That was many moons ago, but certain faces etch themselves into the memory. They live in the shadow of your afterthoughts, surfacing in the solitary intervals. You look through the distance and wonder. It seemed no great surprise to see her again this morning, huddling underneath a shelter with her walker. Today she was about half the weight she was when I'd seen her last, but her face was still instantly recognizable. She knew who I was at once. We were outside Central Base, and another driver, D--, was keeping her company. D-- is awesome, and had just finished up her shift on the 358, in which our friend, on D--'s bus, had fallen asleep; now D-- was waiting with her for a returning bus, to make sure she got back to where she needed to go.
Our friend, whose name I don't know (henceforth called Barbara Jo Ann), was lamenting the fact that she'd fell asleep for two full 358 trips. I can't believe it, she moaned.
You musta needed that rest, I say. And you, D--, you must be smooooth on those brakes.
"My friend once woke up and he was locked inside the bus on the yard in the middle of the night," says Barbara Jo Ann, laughing.
I express surprise, and D-- tells how she's had that happen on her own bus three times in her career.
Me: What did you do?
"Shoot, I just gave 'em a ride home in my car."
"Tha's kinda crazy," says Barbara Jo Ann. "Actually, that sounds kinda dangerous..."
"Oh, I don't really care," says D--, a squat, unassuming woman in her sixties. "If it's my time to go, it's my time to go, and there's nothing I can do about it. So, you know. Whatever!"
Cracking a smile at us both, a genuine one, the bells on her santa hat tingling softly.
I say it again- wow!- and marveled at her freedom. The implication is more than simply not being afraid of the unknown, but of also having squared everything away, as it were. One must possess a certain awareness of self and satisfaction with one's life and actions to find such a headspace.
Whenever I'm standing around outside Atlantic/Central Base, I always get caught up in conversations with other drivers. Here comes Kirk. Here's Mike and Whats'-His-Name, with the hair and stubble. We all pile onto the 41, us drivers and Barbara Jo Ann, and I chat happily with Kirk for a bit, but who I really want to talk to today is Barbara. Who knows when I'll see her again.
Whats-His-Name, a grizzled old timer, is somewhat nonplussed as I move over to sit next to Barbara Jo and catch up. We make an odd pair, older black woman in a bandanna and hoodie, clutching her collapsed walker and wiping tears from her moist eyes, and me, with my crisp uniform, dirty driving hands, and bright demeanor.
We find a way to see the sunny side of the fact that all her clothes were stolen this morning, and that she missed her appointment up at THS. Mainly, I'm just thrilled that she's alive. Based on how she looked those months ago, I didn't have high hopes. And yet here she is, in dramatically better shape, somehow hanging on, exuding just enough strength to keep going, wandering forth on this path through life, this path we presume to know something about.

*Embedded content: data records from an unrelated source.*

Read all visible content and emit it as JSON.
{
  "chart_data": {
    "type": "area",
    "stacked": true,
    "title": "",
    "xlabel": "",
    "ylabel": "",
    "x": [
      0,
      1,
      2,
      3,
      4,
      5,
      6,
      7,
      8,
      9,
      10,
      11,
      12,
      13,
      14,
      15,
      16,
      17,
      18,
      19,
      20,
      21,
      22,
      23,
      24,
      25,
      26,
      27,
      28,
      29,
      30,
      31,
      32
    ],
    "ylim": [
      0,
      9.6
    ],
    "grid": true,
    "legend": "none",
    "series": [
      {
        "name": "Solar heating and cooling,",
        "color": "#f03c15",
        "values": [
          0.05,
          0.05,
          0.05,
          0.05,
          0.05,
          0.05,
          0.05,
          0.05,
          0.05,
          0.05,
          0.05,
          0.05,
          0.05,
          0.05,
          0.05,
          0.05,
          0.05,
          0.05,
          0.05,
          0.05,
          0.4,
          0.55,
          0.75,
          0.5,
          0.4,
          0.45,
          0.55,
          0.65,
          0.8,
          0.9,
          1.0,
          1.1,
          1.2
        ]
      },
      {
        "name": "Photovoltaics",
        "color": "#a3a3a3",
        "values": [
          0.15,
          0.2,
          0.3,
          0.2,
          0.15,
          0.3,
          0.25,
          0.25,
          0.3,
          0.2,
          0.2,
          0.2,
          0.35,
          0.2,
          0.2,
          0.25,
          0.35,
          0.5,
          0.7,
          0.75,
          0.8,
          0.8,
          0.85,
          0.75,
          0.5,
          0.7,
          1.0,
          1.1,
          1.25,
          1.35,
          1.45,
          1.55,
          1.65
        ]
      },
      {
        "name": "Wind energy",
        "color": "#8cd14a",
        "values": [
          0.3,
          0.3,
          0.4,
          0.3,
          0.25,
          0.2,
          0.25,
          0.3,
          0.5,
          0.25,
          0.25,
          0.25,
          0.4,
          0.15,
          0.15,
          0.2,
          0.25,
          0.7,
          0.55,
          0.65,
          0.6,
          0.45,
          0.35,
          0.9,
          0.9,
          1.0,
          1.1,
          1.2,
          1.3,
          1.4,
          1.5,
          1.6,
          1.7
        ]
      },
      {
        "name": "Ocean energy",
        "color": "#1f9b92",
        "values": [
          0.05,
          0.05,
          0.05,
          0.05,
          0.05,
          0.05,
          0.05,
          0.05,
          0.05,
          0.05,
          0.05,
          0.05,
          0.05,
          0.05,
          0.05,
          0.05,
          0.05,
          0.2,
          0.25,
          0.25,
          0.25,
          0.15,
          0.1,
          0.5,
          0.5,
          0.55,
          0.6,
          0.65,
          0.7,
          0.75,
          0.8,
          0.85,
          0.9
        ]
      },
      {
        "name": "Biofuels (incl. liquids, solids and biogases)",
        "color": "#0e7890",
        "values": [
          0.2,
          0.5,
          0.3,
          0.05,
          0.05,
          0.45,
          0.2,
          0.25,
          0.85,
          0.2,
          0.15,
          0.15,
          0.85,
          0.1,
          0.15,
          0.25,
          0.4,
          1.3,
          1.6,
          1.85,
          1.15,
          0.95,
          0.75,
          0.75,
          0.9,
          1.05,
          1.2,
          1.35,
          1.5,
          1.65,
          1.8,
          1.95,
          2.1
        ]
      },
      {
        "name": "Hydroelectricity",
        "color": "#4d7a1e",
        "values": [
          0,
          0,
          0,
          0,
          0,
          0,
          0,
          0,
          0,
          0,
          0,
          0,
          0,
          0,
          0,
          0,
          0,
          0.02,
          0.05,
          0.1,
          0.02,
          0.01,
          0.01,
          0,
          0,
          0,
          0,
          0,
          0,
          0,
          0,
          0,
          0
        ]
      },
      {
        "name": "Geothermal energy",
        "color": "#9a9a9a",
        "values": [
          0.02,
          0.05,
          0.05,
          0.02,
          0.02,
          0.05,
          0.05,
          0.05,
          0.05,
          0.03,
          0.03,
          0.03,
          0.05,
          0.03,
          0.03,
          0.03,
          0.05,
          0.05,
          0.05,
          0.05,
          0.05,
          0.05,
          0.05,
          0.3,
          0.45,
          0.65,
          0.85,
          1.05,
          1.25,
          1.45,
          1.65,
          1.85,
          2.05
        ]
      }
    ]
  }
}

Someone once asked Michael Caine if he believed in God. He answered that anyone in his position would, because the odds of his life turning out the way it did are, in his words, "kind of minimal." With the success- in many senses of the word- that he's experienced, of course he does, he said. But what's really impressive is when someone is able to comprehend a just universe- whether that means theistic or godless- when they've been dragged through the ringer.
When Barbara is sitting next to me, and telling me that she "be keeping up the attitude just because it make sense," staying mentally strong through unimaginable hardship, seeing each new day as an opportunity to surpass the previous one, significantly or incrementally...
Let us not pigeonhole this great way by calling it faith or religion or lifestyle or attitude.
How does the human soul possess the ability to continue, in light of what it is subjected to? How is it that we, the great collective human organism, find ways to grow ever onward, searching and not finding, but somehow compelled to keep believing in ourselves, believing in the world, grudgingly, haltingly, or ebulliently? How can we have the nerve- the gall- to get up again after being beaten down? The answers we come up with for this subtle and far-reaching mystery are simplistic, only partly true, or reductive. There is simply the fact that we do. And this is good.